Design of nalidixic acid‑vanadium complex loaded into chitosan hybrid nanoparticles as smart strategy to inhibit bacterial growth and quorum sensing

SANNA, DANIELE; LEÓN, IGNACIO E.; BUELONI, BÁRBARA; CASTRO, GUILLERMO R.; GARRIBBA, EUGENIO; ISLAN, GERMÁN A.
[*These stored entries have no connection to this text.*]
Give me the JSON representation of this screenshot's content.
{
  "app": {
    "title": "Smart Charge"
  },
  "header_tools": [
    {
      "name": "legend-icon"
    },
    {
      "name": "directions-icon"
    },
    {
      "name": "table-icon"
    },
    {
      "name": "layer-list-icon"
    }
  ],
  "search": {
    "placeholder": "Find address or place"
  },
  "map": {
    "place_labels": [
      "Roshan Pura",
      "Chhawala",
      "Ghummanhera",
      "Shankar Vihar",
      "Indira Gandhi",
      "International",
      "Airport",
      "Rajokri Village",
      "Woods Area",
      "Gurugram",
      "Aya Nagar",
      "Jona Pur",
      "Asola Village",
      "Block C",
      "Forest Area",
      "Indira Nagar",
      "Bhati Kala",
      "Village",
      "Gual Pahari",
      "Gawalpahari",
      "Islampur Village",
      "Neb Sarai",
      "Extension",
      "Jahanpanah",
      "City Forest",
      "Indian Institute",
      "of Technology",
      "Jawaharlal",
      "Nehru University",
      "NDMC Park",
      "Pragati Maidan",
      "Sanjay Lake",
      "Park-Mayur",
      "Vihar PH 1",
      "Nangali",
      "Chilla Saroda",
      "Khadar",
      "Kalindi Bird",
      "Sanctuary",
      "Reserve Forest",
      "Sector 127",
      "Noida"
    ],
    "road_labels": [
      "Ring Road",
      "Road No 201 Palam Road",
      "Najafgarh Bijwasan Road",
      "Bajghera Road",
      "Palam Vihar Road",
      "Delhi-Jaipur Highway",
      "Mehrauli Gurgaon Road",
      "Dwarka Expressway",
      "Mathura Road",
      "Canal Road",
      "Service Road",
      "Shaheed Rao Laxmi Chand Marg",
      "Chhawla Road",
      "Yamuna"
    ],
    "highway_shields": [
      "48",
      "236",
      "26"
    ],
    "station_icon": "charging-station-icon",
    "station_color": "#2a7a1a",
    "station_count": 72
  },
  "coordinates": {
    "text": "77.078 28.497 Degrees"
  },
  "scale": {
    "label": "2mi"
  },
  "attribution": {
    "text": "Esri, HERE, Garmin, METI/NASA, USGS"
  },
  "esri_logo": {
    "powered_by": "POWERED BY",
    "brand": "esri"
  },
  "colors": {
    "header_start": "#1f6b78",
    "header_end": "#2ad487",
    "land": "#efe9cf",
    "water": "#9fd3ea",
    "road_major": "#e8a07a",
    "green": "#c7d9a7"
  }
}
INTERNATIONAL JOURNAL OF BIOLOGICAL MACROMOLECULES

ELSEVIER SCIENCE BV

Lugar: Amsterdam; Año: 2020 vol. 161 p. 1568 - 1580

0141-8130

The discovery of new alternatives for the treatment of infectious diseases has become the focus of burgeoning global interest. The complexation of the wide-spectrum antibiotic nalidixic acid (NA) with oxidovanadium(IV) ion and its incorporation into hybrid nanoparticulate systems were explored. The V-NA complex proved to be a stronger antimicrobial agent against E. coli, B. cereus, S. aureus and P. aeruginosa than NA, based on inhibition experiments. Myristyl myristate nanostructured lipid carriers (NLCs) and polymeric nanoparticles of Eudragit NE30D (EuNPs) were hybridized with chitosan (chi) to increase their stability and mucoadhesivity. They showed V-NA encapsulation of 97.8 ± 0.5% and 96.1 ± 0.1% respectively. TEM and DLS characterization ascertained the presence of spherical positive charged NPs ranging from 170 to 330 nm. Controlled release of V-NA from NPs was observed with 30?40% release in 3 days. A considerable potentiation of V-NA antimicrobial activity from 5 to 10 times was elucidated against P. aeruginosa with MIC values of 59.3 and 129.9 μM for NLC/chi and EuNPs/chi respectively, in comparison with 625 μM of the free complex. Hybrid NPs were able to interfere with the quorum sensing of the reporter Chromobacterium violaceum. Cytotoxicity on mouse fibroblast L929 cells was evaluated in the range of 29.7?519 μM by MTT assay showing that, NLC/chi particles supported cell growth in the range of at 29.7?60 μM while Eu/chi do not exert cytotoxicity between 29.7 and 120 μM. These results suggest that nanoparticles are suitable systems for drug delivery applications.